It chafed him that he needed 95 pitches to get through five innings. Too many 0-2 counts that went to full counts. Too many long at-bats. The outing was way too short for his liking.
He made amends Friday night.
Skubal was a portrait of dominance and efficiency, striking out nine and allowing just a run and three hits in seven innings in the Tigers’ 11-2 win against the Los Angeles Angels.
He got his nine strikeouts this time in seven innings, needing only 91 pitches to do it.
“Except for a couple in the sixth and seventh innings, there weren’t a lot of long at-bats,” Skubal said. “Just getting them out in three or four pitches. The really good ones in this game do that. That’s the goal. Three or four pitches or less.”
It’s time to put Skubal in that “really good one” category. His manager is certainly on board with that.
“He goes out there every time and expects to give his team a chance to win,” AJ Hinch said. “He wants to go as deep as he can. He has a full array of pitches and he’s elite. He’s starting to grow into that responsibility and he’s taking it seriously.”
The Angels had mustered only two singles off him through six innings. With one out in the seventh, head athletic trainer Ryne Eubanks and Hinch came to the mound. It looked like it might be a blister issue, but Skubal had cut into his thumb with the nail of his left middle finger.
Just a little blood on the baseball. Kind of fitting.
“His stubbornness to stay on the attack was really good the entire game,” Hinch said. “He was relentless and in attack-mode. He used all of his pitches anytime he wanted. The first time through the order, he was dominant. Second time through he was really good. And he finished his outing strong and had more in the tank.
“I just love how he stayed competitive through the whole game.”The only blemish came with two outs in the seventh. Veteran David Fletcher ambushed a first-pitch slider, a pitch that was in and off the plate, lining it off the foul pole in left.
“There have been very few games when he hasn’t been on the top of his game,” said catcher Jake Rogers, who had a big night himself. “He’s just fun to catch. He’s a competitor, man. He’s the ultimate bulldog out there.”

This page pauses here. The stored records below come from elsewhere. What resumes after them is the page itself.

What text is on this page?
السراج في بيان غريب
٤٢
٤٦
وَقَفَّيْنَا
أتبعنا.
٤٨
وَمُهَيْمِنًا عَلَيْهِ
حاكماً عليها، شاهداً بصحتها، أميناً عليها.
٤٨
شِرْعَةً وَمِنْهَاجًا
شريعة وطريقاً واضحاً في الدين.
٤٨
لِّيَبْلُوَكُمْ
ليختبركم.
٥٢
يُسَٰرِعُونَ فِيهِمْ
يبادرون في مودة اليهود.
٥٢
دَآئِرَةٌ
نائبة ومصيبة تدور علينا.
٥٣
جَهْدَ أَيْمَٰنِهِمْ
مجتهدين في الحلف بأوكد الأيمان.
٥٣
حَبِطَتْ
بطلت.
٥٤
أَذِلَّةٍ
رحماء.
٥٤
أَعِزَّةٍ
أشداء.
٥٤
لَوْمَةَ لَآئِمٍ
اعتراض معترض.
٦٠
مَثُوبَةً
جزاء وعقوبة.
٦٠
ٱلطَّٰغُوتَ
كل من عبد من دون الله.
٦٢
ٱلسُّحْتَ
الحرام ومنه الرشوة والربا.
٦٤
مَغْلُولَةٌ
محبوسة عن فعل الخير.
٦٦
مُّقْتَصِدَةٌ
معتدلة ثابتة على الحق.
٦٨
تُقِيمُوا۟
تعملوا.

The Angels stacked their lineup with eight right-handed hitters, which encouraged Rogers and Skubal to dust off one of his lesser-used pitches, his two-seam fastball. With that and his changeup working effectively together off a four-seam fastball that sat at 96 mph and was hitting 99, he was in complete control.

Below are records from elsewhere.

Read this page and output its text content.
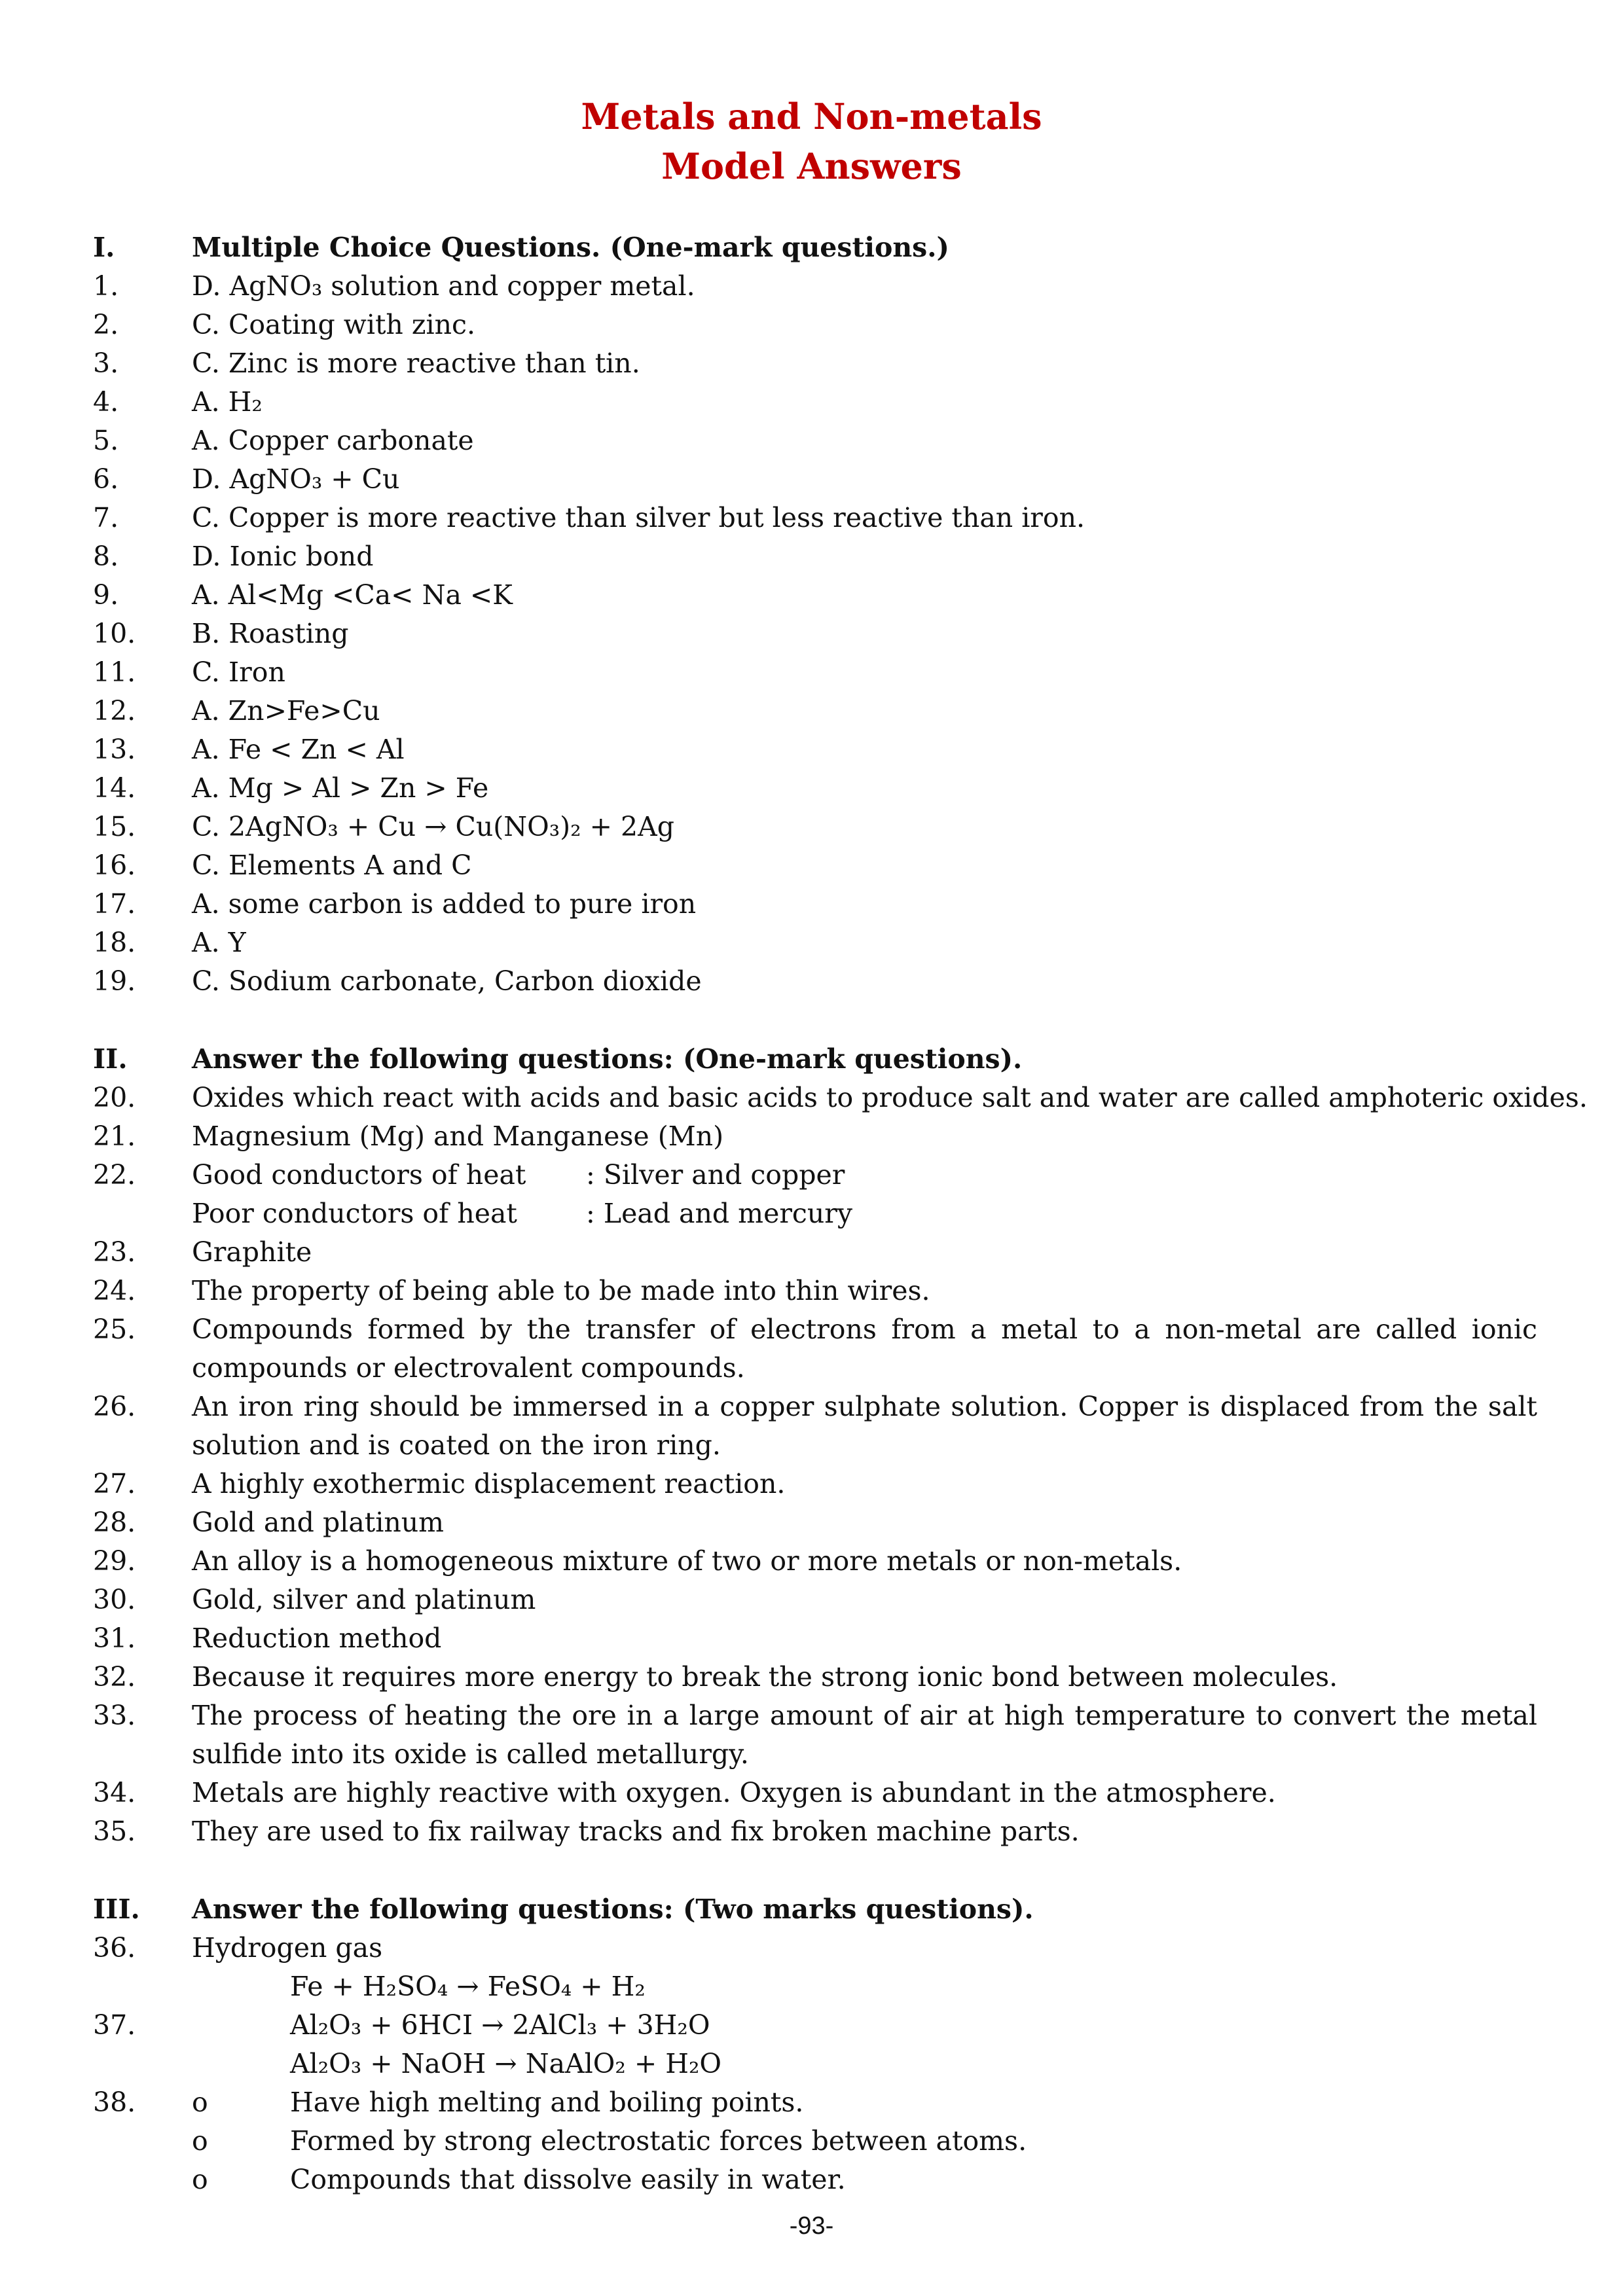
Metals and Non-metals
Model Answers
I.	Multiple Choice Questions. (One-mark questions.)
1.	D. AgNO₃ solution and copper metal.
2.	C. Coating with zinc.
3.	C. Zinc is more reactive than tin.
4.	A. H₂
5.	A. Copper carbonate
6.	D. AgNO₃ + Cu
7.	C. Copper is more reactive than silver but less reactive than iron.
8.	D. Ionic bond
9.	A. Al<Mg <Ca< Na <K
10. B. Roasting
11. C. Iron
12. A. Zn>Fe>Cu
13. A. Fe < Zn < Al
14. A. Mg > Al > Zn > Fe
15. C. 2AgNO₃ + Cu → Cu(NO₃)₂ + 2Ag
16. C. Elements A and C
17. A. some carbon is added to pure iron
18. A. Y
19. C. Sodium carbonate, Carbon dioxide
II. Answer the following questions: (One-mark questions).
20. Oxides which react with acids and basic acids to produce salt and water are called amphoteric oxides.
21. Magnesium (Mg) and Manganese (Mn)
22. Good conductors of heat : Silver and copper
Poor conductors of heat	: Lead and mercury
23. Graphite
24. The property of being able to be made into thin wires.
25. Compounds formed by the transfer of electrons from a metal to a non-metal are called ionic compounds or electrovalent compounds.
26. An iron ring should be immersed in a copper sulphate solution. Copper is displaced from the salt solution and is coated on the iron ring.
27. A highly exothermic displacement reaction.
28. Gold and platinum
29. An alloy is a homogeneous mixture of two or more metals or non-metals.
30. Gold, silver and platinum
31. Reduction method
32. Because it requires more energy to break the strong ionic bond between molecules.
33. The process of heating the ore in a large amount of air at high temperature to convert the metal sulfide into its oxide is called metallurgy.
34. Metals are highly reactive with oxygen. Oxygen is abundant in the atmosphere.
35. They are used to fix railway tracks and fix broken machine parts.
III. Answer the following questions: (Two marks questions).
36. Hydrogen gas
Fe + H₂SO₄ → FeSO₄ + H₂
37.	Al₂O₃ + 6HCI → 2AlCl₃ + 3H₂O
Al₂O₃ + NaOH → NaAlO₂ + H₂O
38. o	Have high melting and boiling points.
o	Formed by strong electrostatic forces between atoms.
o	Compounds that dissolve easily in water.
-93-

“It’s another pitch,” Rogers said. “When I’m hitting and the guy’s got a two-seamer and a four-seamer, two pitches, you have to pick one. And most of the time, they’re going to pick the four-seamer. It’s just another pitch to get guys off-balance. And he was dotting it, especially up and in.
“He was throwing in, throwing up, throwing down − everything was working.”

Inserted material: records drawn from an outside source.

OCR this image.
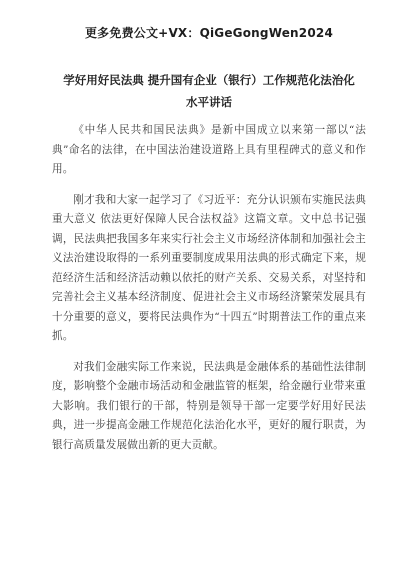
更多免费公文+VX：QiGeGongWen2024
学好用好民法典 提升国有企业（银行）工作规范化法治化
水平讲话

《中华人民共和国民法典》是新中国成立以来第一部以“法典”命名的法律，在中国法治建设道路上具有里程碑式的意义和作用。

刚才我和大家一起学习了《习近平：充分认识颁布实施民法典重大意义 依法更好保障人民合法权益》这篇文章。文中总书记强调，民法典把我国多年来实行社会主义市场经济体制和加强社会主义法治建设取得的一系列重要制度成果用法典的形式确定下来，规范经济生活和经济活动赖以依托的财产关系、交易关系，对坚持和完善社会主义基本经济制度、促进社会主义市场经济繁荣发展具有十分重要的意义，要将民法典作为“十四五”时期普法工作的重点来抓。

对我们金融实际工作来说，民法典是金融体系的基础性法律制度，影响整个金融市场活动和金融监管的框架，给金融行业带来重大影响。我们银行的干部，特别是领导干部一定要学好用好民法典，进一步提高金融工作规范化法治化水平，更好的履行职责，为银行高质量发展做出新的更大贡献。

Throwing the two-seamers up and in to the right-handers opened up the changeup, a pitch that moves away from the right-handers.
“He was just unpredictable,” Hinch said. “I think as a power pitcher to be mixing four shapes like that, a hitter has a lot to think about.”
Skubal ended up getting 18 swinging strikes and 15 called strikes, 11 swinging strikes on 15 swings with the changeup.
“I love winning games like that,” Skubal said, when asked about his team’s offensive outburst. “It gives you momentum, it’s good for tomorrow. I mean, we fly across the country from Detroit to the West Coast with no off-day and for our guys to put up a performance like that, I’m just excited to see those guys get back in the box tomorrow.”
The Tigers, who were swept by the Angels at Comerica Park in late July, blew the game open with a season-best seven-run barrage in the eighth inning. Rogers and Javier Báez had a couple of big knocks to lead the charge.
Báez knocked in four runs with a solo homer (his ninth) and a three-run double. His home run led off the fourth off Angels starter Griffin Canning. He destroyed a 2-1 fastball in the center of the plate, hitting it 416 feet to right-center.
His three-run double keyed the big eighth inning.
“Good way to start the trip,” Hinch said. “He was a difference-maker. I know sometimes, with his struggles, he doesn’t always get credit for the things he can do. This was a good reminder that he’s a pretty good player.”
Rogers three hits, including his 17th homer, which he hit with two outs in the sixth, was also off Canning.
“I’ve faced him quite a bit,” Rogers said. “I faced him in my big-league debut, he was the first pitcher I faced, right here in 2019. I knew he was going to attack me. It felt good.”
It was a 4-1 game in the eighth when lefty Jonathan Diaz took over for the Angels. His night went poorly. He gave up seven runs and seven hits and only got one batter out. Third baseman Eduardo Escobar had to finish the inning, getting Zack Short and Andy Ibanez.
Escobar, throwing 38-mph breaking balls, ended up getting five straight outs. But the fatal damage had been long inflicted.
Miguel Cabrera, who had two hits, started the inning with an infield single. Andre Lipcius, who had an RBI double in the first, and pinch-hitter Andy Ibanez both singled to load the bases.
Báez cleared them with his double. Rogers followed with a single, Parker Meadows walked, Matt Vierling hit a sacrifice fly, Torkelson doubled in a run and Kerry Carpenter singled in two runs.
“That’s about as good as it gets,” Rogers said. “Lots of hits. Lots of quick outs from Skubes. Complete team win.”